Does a chimpanzee pass objects like you and me?
Posted 12 Apr 2024 in Edinburgh Zoo
In partnership with the University of St Andrews, the Budongo Research Unit (BRU) based in Edinburgh Zoo’s Budongo Trail, aims to advance scientific knowledge of chimpanzee cognition and behaviour.
The interactive, voluntary research uses varied technologies and methods, allowing researchers insight into how chimpanzees see the world around them.
University of St Andrews Research Fellow Dr Emma McEwen recently had a paper published exploring how chimps think about each other’s needs during interactions. Keepers in the Budongo team at the zoo supported this research and team leader Callum Gibson co-authored the paper.
What is the paper about?
This study explored whether chimpanzee behaviour would reflect the patterns of human behaviour when working together to achieve a task. At the zoo’s BRU and the Wolfgang Köhler Primate Research Centre in Leipzig Zoo, researchers studied what the chimps did when passing a tool, when different constraints were in place.
Dr Emma McEwen said “Imagine cooking a meal with someone and you need to pass them a spoon to stir a pot – would you pass it to their spare hand, or to the hand they’re already using to hold the salt? Humans tend to pass objects to one another in an accommodating way, considering each other’s needs during interactions. Our research shows that chimpanzees do this too, at least when they stand to gain something for themselves.”
How were the Budongo keepers involved?
Our Budongo keeper team helped to support the study, taking part in the tasks with the chimpanzees.
Dr McEwen continued “We were lucky enough in this research to have some of the chimp keepers involved in the data collection.
“With the expertise of the team, we were able to encourage the chimpanzees to hand the tools over in exchange for tasty treats.
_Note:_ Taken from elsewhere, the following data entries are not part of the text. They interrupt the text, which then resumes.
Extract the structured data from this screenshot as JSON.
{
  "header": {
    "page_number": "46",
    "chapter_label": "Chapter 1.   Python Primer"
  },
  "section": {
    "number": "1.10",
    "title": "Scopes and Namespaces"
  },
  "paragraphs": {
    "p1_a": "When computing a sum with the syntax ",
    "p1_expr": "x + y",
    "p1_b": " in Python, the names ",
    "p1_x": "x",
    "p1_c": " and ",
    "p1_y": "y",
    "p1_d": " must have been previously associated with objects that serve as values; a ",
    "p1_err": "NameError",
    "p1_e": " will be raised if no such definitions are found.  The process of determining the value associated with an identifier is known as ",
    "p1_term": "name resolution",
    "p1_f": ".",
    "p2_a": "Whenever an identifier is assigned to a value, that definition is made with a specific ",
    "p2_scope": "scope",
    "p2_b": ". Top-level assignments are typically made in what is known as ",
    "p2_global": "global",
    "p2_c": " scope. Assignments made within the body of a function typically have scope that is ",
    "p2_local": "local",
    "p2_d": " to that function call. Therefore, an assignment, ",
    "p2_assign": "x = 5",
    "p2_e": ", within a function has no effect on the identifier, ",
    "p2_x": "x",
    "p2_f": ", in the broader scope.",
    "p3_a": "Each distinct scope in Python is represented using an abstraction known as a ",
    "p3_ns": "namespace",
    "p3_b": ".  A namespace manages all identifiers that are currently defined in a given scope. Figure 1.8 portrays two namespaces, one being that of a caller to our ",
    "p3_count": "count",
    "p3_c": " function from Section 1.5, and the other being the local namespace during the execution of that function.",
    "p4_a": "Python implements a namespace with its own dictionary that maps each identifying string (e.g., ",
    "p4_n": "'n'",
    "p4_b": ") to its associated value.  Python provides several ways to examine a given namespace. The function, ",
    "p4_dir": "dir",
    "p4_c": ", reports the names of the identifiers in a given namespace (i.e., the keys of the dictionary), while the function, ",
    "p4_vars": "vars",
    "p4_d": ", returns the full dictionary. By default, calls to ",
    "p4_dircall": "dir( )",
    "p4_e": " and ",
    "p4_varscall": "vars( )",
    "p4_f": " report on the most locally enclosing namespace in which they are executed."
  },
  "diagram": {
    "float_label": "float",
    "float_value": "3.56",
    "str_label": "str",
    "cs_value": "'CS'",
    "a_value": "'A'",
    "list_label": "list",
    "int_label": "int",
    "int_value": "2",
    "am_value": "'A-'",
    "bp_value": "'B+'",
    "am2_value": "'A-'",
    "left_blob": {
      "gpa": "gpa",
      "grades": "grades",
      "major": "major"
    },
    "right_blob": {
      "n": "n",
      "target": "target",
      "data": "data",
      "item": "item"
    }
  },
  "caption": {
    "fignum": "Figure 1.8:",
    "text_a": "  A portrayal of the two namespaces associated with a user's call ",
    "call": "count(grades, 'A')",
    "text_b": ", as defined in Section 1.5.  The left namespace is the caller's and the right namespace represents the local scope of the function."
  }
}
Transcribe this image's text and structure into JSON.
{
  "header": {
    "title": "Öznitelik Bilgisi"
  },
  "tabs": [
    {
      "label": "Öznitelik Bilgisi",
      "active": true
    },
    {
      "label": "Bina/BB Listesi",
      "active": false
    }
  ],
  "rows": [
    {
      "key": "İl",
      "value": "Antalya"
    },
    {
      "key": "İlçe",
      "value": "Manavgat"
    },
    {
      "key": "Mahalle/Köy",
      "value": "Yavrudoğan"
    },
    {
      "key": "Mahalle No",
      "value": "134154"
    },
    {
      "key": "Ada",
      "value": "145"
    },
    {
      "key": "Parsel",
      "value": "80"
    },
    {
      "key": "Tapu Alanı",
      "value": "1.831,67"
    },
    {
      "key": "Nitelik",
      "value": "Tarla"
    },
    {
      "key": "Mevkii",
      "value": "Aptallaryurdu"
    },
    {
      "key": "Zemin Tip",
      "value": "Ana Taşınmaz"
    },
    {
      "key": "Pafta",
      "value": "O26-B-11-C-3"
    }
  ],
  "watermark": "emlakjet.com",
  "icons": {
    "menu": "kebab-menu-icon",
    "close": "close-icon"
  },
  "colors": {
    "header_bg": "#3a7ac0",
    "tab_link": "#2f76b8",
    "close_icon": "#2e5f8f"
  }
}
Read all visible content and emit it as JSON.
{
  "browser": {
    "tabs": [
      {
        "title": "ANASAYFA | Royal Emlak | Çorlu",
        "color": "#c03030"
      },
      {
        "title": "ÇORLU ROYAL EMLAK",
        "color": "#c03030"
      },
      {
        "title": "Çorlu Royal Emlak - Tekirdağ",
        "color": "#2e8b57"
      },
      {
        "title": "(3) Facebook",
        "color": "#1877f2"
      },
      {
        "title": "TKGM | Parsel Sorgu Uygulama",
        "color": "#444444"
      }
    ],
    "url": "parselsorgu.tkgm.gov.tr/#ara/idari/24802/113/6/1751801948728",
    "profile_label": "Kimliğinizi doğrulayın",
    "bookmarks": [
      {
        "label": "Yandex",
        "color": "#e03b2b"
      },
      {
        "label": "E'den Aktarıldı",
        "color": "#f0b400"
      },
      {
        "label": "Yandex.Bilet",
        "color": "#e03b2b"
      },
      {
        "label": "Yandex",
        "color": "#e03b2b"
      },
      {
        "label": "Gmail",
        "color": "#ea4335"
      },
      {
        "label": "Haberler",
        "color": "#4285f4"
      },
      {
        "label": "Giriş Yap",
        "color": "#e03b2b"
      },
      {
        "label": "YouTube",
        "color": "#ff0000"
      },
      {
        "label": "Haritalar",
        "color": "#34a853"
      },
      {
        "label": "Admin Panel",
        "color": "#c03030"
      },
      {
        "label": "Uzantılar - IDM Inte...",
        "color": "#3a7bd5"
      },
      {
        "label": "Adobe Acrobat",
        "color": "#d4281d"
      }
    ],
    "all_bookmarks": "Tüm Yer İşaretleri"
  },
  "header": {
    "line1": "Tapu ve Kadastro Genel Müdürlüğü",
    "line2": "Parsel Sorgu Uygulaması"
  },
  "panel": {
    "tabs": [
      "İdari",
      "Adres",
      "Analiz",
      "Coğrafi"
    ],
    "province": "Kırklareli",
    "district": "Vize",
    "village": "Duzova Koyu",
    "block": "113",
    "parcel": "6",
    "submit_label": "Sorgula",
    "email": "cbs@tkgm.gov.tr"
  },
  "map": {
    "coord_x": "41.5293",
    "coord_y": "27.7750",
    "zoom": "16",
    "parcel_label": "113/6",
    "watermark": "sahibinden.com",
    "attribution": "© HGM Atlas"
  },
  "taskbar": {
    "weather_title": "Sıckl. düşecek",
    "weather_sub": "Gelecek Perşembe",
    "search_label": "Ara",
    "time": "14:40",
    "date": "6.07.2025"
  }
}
As the keepers observe and care for the chimps every day, they often have great ideas of how to make the research enjoyable and how to implement additional training steps for any aspects of the research that the chimps find challenging.”
Callum Gibson, Budongo team leader at Edinburgh Zoo said “Three of our keeping team assisted with this project as we work closely with the chimps every day. The chimpanzee's are free to come and go as they please from the research area, so we had to be patient on certain days when they were busy enjoying other spaces in their habitat.
“Our role was to ask for a stick in various situations, following Emma's guidance, to see if they would pass the stick to our free hand and recognise that it was easier for us to accept it in the free hand than the hand holding an object.
“We first passed the chimp a small stick down a tube then presented our hands in the required format, it was then on the chimp to pass the stick back to us through a hole in the Perspex, some got this immediately but others did not. Once the chimp had handed us the stick, in either hand, we then used it to retrieve a piece of food from a tube and then gave it to the chimp as a reward.
“It was an incredible opportunity to offer support to Emma with this project and it was very interesting to see how the chimpanzees made decisions in different environments.”
What were the findings?
This study showed similar behaviour in chimpanzees to what we expect when humans work together to achieve an outcome, showing we may share common approaches to social interactions.
Dr McEwen said “Across a series of experiments, chimps flexibly adjusted how they passed a tool to an experimenter, adapting to the experimenter’s constraints. This simple behaviour during object handovers could be part of the building blocks of more complex social cognition, and smoothly interacting in this way could be a first step to more complicated social endeavours.
“We have shown that humans and chimpanzees may share common cognitive mechanisms or predispositions that support social interactions.”